SUSE will be slowing down a bit. It intends to pace its releases differently. But the project's leader is spinning this as the release cycle being "fixed", not longer. It's just a case of putting lipstick on a pig though. Ars Technica reports:

The new schedule was proposed in a message posted to the openSUSE mailing list by release manager Stephan Kulow. In the e-mail, he lists the months when releases are expected to arrive and also provides some insight into the feature plan for 11.2, the next major release.

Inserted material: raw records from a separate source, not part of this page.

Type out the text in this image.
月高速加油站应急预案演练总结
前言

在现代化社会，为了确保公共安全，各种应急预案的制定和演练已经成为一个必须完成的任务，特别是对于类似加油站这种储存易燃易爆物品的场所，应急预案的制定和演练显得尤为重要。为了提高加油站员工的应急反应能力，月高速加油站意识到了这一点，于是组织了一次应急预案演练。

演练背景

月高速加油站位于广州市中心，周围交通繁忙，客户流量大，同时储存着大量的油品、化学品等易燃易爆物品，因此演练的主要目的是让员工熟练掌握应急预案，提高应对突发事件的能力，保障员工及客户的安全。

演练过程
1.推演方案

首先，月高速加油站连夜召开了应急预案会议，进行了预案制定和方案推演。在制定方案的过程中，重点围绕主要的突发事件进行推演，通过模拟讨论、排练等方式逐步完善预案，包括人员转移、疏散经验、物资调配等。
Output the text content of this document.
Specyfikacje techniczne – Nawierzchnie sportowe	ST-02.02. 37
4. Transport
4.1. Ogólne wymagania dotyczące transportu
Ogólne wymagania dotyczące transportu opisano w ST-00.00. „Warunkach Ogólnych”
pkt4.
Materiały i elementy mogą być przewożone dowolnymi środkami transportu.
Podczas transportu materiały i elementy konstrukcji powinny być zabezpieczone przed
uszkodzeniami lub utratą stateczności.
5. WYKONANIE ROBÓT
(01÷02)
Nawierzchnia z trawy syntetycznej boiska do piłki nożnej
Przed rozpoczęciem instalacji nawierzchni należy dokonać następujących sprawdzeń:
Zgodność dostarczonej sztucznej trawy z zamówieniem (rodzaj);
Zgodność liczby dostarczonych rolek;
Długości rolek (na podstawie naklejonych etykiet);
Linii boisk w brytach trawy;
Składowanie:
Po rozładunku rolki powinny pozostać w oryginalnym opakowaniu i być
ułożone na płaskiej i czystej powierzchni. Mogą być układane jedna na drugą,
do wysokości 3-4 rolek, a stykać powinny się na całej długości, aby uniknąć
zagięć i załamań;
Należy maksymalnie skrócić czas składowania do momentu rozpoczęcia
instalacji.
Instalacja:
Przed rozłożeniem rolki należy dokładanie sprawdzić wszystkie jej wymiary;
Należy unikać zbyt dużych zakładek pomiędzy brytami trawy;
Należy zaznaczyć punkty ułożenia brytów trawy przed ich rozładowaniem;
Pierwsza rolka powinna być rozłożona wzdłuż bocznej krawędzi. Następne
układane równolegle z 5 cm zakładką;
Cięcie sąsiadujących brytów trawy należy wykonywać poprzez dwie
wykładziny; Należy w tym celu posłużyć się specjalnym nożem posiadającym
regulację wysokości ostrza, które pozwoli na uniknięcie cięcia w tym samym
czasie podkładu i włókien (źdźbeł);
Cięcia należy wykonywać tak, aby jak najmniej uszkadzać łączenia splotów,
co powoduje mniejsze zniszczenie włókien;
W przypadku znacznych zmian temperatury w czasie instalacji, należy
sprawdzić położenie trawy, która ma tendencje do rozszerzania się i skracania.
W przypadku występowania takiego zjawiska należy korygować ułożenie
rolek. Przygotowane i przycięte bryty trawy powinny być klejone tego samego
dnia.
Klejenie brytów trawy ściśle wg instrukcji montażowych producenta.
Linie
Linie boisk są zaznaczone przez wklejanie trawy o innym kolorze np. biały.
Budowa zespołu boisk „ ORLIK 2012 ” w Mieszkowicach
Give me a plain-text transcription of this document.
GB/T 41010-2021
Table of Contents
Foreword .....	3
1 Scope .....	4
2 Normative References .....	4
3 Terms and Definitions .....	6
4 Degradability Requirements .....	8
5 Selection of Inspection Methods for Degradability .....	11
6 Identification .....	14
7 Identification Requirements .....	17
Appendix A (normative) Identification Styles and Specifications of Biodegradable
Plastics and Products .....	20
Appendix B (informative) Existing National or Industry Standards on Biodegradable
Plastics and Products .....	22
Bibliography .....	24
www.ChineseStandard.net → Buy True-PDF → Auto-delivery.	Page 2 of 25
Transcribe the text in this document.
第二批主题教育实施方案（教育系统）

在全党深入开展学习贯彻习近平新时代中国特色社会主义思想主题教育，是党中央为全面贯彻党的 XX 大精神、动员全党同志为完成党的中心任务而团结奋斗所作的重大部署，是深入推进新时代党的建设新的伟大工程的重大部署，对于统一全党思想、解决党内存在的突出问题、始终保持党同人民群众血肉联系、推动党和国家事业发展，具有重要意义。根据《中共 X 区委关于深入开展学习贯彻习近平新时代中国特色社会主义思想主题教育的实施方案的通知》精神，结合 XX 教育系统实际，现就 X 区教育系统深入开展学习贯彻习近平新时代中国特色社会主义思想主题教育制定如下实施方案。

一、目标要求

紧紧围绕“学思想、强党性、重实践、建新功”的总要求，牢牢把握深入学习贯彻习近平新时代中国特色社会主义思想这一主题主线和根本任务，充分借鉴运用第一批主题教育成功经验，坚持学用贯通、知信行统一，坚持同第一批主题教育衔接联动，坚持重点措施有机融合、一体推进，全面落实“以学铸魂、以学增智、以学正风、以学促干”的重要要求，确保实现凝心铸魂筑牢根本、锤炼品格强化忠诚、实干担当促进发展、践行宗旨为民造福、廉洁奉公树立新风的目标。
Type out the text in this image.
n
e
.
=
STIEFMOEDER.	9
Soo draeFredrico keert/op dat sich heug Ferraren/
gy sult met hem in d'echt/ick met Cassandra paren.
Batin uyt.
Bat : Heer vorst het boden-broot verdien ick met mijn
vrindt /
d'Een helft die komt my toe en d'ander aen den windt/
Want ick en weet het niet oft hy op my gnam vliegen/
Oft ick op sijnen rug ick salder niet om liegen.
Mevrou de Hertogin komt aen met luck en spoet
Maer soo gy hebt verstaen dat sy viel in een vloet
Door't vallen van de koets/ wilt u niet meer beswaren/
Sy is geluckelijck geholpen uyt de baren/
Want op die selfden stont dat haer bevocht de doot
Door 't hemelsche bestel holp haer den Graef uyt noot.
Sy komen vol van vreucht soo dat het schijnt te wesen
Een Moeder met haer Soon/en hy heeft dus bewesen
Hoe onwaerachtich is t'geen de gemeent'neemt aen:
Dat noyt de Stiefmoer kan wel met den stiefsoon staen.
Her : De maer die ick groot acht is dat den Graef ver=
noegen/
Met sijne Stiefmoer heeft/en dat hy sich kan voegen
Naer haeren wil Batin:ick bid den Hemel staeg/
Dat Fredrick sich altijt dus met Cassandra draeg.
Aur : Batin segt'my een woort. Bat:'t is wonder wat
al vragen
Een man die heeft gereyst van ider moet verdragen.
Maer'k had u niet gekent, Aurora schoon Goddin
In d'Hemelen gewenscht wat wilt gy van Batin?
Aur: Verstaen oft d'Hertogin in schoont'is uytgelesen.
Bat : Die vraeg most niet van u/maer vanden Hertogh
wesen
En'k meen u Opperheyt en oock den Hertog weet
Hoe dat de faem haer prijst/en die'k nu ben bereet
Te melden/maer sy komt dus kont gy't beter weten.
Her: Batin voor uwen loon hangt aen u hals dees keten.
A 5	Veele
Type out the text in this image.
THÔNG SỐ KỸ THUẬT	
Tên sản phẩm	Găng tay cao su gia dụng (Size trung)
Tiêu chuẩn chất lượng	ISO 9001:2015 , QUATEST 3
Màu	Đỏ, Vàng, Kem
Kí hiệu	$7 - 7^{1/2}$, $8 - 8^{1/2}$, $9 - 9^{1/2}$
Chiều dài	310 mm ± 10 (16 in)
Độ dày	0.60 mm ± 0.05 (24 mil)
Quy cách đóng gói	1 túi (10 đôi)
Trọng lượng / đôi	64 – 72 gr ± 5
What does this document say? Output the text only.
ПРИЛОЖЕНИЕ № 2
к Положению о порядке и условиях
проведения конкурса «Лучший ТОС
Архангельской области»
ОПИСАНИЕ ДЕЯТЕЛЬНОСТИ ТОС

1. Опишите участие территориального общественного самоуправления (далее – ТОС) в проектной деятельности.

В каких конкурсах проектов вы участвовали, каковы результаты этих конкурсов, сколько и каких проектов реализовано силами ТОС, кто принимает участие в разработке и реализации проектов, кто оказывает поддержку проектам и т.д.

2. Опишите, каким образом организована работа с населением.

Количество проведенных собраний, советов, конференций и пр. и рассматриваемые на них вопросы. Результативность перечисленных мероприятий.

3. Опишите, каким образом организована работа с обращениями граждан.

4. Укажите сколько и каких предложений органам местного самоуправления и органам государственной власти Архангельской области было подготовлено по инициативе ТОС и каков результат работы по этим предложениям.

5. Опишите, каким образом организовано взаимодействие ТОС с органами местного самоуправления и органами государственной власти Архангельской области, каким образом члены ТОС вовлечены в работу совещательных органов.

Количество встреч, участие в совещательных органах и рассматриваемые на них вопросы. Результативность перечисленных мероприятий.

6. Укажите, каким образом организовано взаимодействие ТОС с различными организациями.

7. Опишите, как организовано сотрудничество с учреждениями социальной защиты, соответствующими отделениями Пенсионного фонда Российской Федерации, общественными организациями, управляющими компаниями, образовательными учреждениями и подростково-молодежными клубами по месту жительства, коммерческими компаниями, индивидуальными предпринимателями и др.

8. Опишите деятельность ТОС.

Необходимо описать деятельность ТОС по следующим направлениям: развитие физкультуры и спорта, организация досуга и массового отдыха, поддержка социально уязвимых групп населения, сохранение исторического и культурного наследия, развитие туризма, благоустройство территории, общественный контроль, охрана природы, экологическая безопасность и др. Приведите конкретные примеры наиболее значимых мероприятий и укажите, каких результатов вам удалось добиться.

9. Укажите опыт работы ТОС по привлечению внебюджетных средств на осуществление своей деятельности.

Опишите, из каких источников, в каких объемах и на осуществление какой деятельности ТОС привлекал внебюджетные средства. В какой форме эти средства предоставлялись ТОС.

"To give us something to plan around, we would like to propose a fixed release schedule. As a six-month release schedule is not something we consider feasible to maintain high-quality standards, we are proposing a fixed eight-month schedule," Kulow wrote.


OStatic, which writes favourably about Novell and OpenSUSE (well, Zonker writes there), also just echoed the story told by Novell.

Yesterday, the openSUSE Project announced that it will move to a fixed release schedule after November's release of openSUSE 11.2.


It was a similar storyline in Tectonic.

The OpenSuse development team has announced it will now follow a fixed release schedule, much like distributions such as Fedora, Mandriva and Ubuntu. In an emailed announcement yesterday, Stephan Kulow said that the community had decided to adopt an eight-month rotating cycle with the first release being OpenSuse 11.2 in November.


The real news here is not a "fixed" release cycle. The real news is that OpenSUSE will be re-released (version bump) once in 8 months rather than just 6.

Red Hat is looking to employ SUSE developers who were booted by Ron Hovsepian so that he can get bonuses for not-so-outstanding performance [1, 2, 3, 4]. Canonical might still be wooing them too, but we don't know this for sure.